Gleichbleibend hohe Besucherzahlen, zahlreiche gut besuchte Veranstaltungen, Lesungen und Events und sogar ein Besuch von John Michael aus San Francisco, einem Ur-Ur-Enkel von Levis Bruder Jonathan Strauss: Museumsleiterin Tanja Roppelt konnte viele Höhepunkte in ihrem Rechenschaftsbericht vortragen. Darüber hinaus wurden im vergangenen Jahr im Levi-Strauss-Museum über 20 Trauungen abgehalten.

Dazu kamen Tagungen unter anderem von einer Gruppe von Ärzten aus der Region, der Generalstaatsanwaltschaft Nordbayern und einer Delegation der Bamberger Polizei. Journalisten der Jüdischen Allgemeinen Wochenzeitung, Reisejournalisten aus Schweden und eine englische Bloggerin besuchten den Geburtsort von Levi Strauss in Buttenheim. Auch wird das Museum immer mehr von regionalen Unternehmen wahrgenommen und in die Betreuungsprogramme für ausländische Gäste aufgenommen. Die regelmäßige Aktualisierung der Internetseite des Museums und des Shops ist für die Museumsleiterin genauso wichtig wie die Kontaktpflege mit den Fremdenverkehrseinrichtungen der Region. Darüber hinaus ist das Museum auf verschiedenen Internetportalen vertreten, und Kooperationen mit der Deutschen Bahn, dem Flughafen Nürnberg und dem VGN sind in die Wege geleitet.

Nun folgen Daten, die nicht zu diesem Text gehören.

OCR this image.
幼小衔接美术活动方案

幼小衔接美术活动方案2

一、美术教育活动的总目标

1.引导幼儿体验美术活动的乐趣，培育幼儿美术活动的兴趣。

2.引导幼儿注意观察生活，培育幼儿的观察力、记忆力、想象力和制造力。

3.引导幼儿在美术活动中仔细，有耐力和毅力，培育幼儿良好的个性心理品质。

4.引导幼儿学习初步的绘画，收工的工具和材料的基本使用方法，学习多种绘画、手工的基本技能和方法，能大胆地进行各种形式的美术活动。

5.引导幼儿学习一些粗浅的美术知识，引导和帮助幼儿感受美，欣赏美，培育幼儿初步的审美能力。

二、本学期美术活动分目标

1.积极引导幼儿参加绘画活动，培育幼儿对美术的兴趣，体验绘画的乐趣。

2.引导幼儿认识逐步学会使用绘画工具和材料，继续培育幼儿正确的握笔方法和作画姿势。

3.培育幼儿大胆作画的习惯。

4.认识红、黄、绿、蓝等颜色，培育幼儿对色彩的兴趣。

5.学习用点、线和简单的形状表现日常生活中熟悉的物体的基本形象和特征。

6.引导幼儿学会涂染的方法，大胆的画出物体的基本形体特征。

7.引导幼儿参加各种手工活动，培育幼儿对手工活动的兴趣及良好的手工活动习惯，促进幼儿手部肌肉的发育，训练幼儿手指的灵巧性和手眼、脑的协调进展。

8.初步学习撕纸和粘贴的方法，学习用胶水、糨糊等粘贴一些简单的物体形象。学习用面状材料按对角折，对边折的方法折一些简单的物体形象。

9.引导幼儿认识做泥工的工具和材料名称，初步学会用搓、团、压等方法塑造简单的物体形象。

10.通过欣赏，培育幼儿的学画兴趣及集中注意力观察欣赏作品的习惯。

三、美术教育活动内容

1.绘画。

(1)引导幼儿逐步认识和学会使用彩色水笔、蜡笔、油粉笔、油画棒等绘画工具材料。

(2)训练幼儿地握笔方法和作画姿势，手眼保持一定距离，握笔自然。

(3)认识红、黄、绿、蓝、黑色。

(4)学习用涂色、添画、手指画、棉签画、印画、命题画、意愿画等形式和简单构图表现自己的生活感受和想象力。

Im Rahmen einer Lehrerfortbildung zusammen mit dem Verein Agil Bamberg konnten die museumspädagogischen Programme "Verwoben" und "Leben auf dem Land im 19. Jahrhundert" vorgestellt werden. In diesem Jahr bot das Museum im Rahmen des Buttenheimer Ferienprogramms eine Veranstaltung zum Thema "Spuren jüdischen Lebens im Buttenheim" an. Hier bekamen die Teilnehmer einen Überblick über die jüdische Geschichte Buttenheims und lernten den Beruf des Hausierers kennen. Weitere Stationen waren das ehemalige Kaufhaus Weißmann, die frühere Synagoge, die Gedenktafel für die Familie Habermann und der jüdische Friedhof.


Die Kosten steigen

Die Pflege, Erforschung und Erweiterung der museumseigenen Sammlung bleibt jedoch weiterhin ein Schwerpunkt der Museumsarbeit. Für Tanja Roppelt wird die Akquise von Drittmitteln ein immer wichtigeres Betätigungsfeld. Da die Ausstellungen und Veranstaltungen immer professioneller werden, steigen gleichzeitig die Kosten. Entsprechend angestiegen ist der Verwaltungsaufwand, um diese Mittel zu beantragen, zu verwalten und um den Verwendungsnachweis zu erstellen. Erfreulicherweise finden sich immer wieder Partner, die das Museum fördern. Ihr Dank galt in diesem Zusammenhang der Kulturstiftung der Sparkasse, dem Bezirk Oberfranken und insbesondere dem Förderverein Levi Strauss Geburtshaus e.V.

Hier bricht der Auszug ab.